Tres cuadras en subida. En la última pasa un taxi y el conductor con voz seca por haber estado metido en una cripta hasta hace un mismísimo instante habla por un costado de la boca, en un circulito de labios. “Mmnh qué vestido lobita”, otro fuck you de dos manos para después largar mi carcajada casi muda y nerviosa que por favor nunca la escuche ninguno porque la van a confundir con la aceptación y me van a recontra violar. Todo mal. Soy yo la que confunde una bolsa con un gato, una china con Emiliano Guevara.

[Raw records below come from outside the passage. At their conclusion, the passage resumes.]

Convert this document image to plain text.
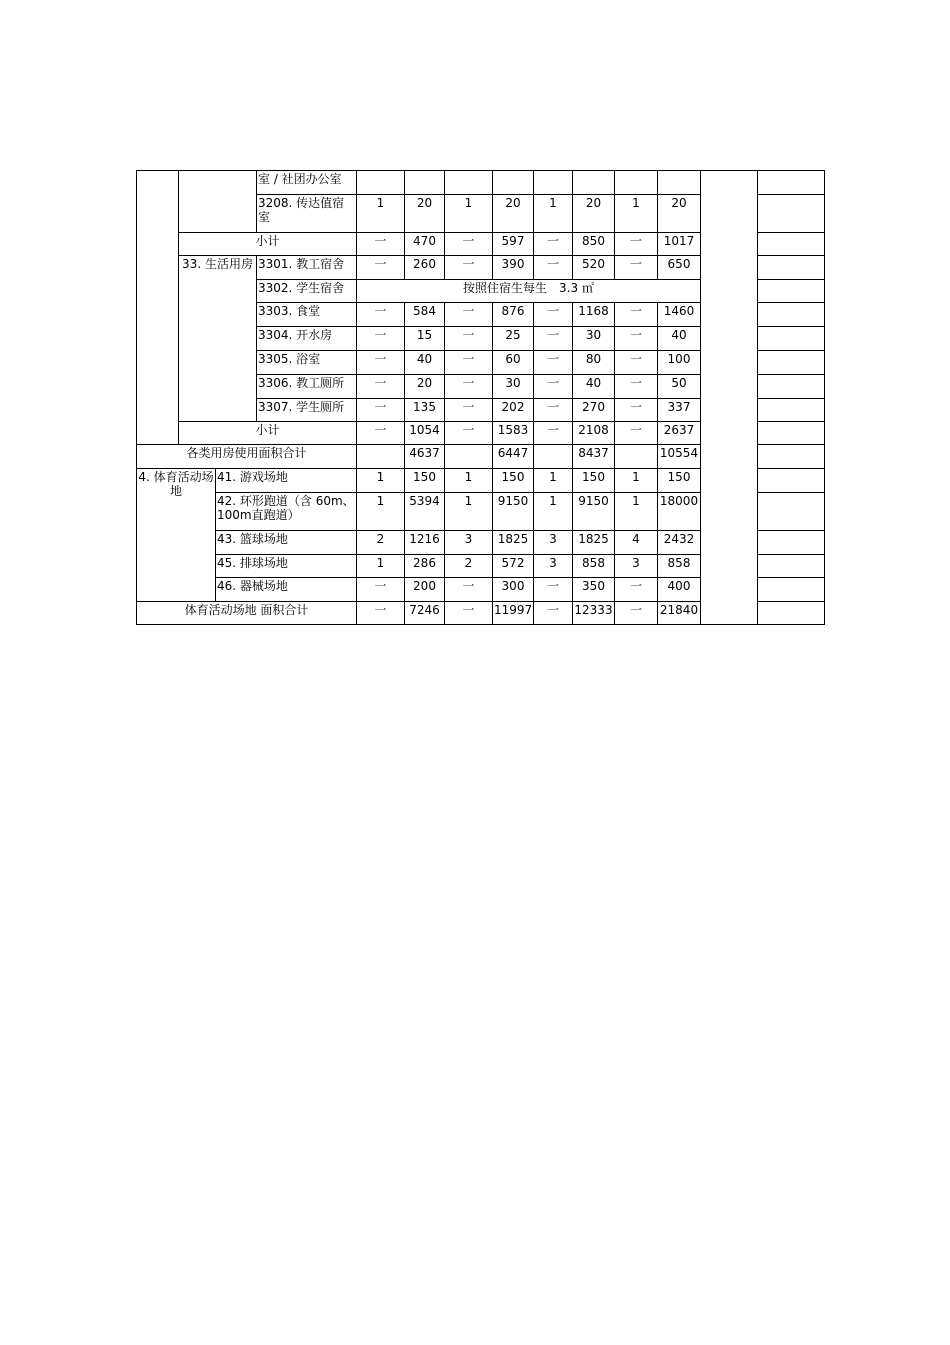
			室 / 社团办公室										
			3208. 传达值宿室	1	20	1	20	1	20	1	20		
	小计			一	470	一	597	一	850	一	1017		
	33. 生活用房		3301. 教工宿舍	一	260	一	390	一	520	一	650		
			3302. 学生宿舍	按照住宿生每生　3.3 ㎡									
			3303. 食堂	一	584	一	876	一	1168	一	1460		
			3304. 开水房	一	15	一	25	一	30	一	40		
			3305. 浴室	一	40	一	60	一	80	一	100		
			3306. 教工厕所	一	20	一	30	一	40	一	50		
			3307. 学生厕所	一	135	一	202	一	270	一	337		
	小计			一	1054	一	1583	一	2108	一	2637		
各类用房使用面积合计					4637		6447		8437		10554		
4. 体育活动场地		41. 游戏场地		1	150	1	150	1	150	1	150		
		42. 环形跑道（含 60m、100m直跑道）		1	5394	1	9150	1	9150	1	18000		
		43. 篮球场地		2	1216	3	1825	3	1825	4	2432		
		45. 排球场地		1	286	2	572	3	858	3	858		
		46. 器械场地		一	200	一	300	一	350	一	400		
体育活动场地 面积合计				一	7246	一	11997	一	12333	一	21840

Abro la puerta, guardo las llaves porque me olvido que después hay otras puertas y camino; qué bien se siente caminar por este pasillo pareciera que las casas se me vienen encima con sus bordes redondeados sus paredes amarillas su encanto de peste bubónica. Al pasar por la puerta apenas cerrada con un candado enorme me acuerdo de Hugo el hermano de Bart , pienso en algo parecido pero con formas más reales, es decir, no un dibujito animado, Cuasimodo, por ejemplo y me muero del miedo. Apuro el paso no miro para atrás abro la puerta la dejo abierta hasta que encuentro la luz. Cierro la puerta y subo. Me desvisto y me visto hasta llegar a un pijama suave como toda mi ropa bien confeccionada y que me encanta. Pero estoy gorda. La película no funciona no entiendo esta computadorita. Entonces agarro y escribo este cosito porque hoy de repente en un momento de una charla que estaba manteniendo conmigo misma me acordé que en realidad a veces estoy muy en contra de las cosas hechas por pura afición a la ingeniería lingüística, flaca de sentimientos, por momentos un pan duro vomitado y después vuelto a tragar, leído por doquier, en un montón de libros, por lo general caros. Y me sale esto que lo que menos es es un manifiesto acerca de algo, como mucho, de mi ombliguismo –pues me causa más rechazo repetir todas las palabras o no usar comas y jugar a ser Jack Kerouac exceptuando que sólo soy una muchacha un poco resentida y que no vivo con mi madre a los cincuenta años- pero cuando venía caminando, antes de confundir a la china con Emiliano y empezar a derrapar, me acordé que una vez alguien me dijo sobre alguien más no hables mal de los tacheros porque su papá es tachero oh y todo el resto es un invento salvo más de la mitad.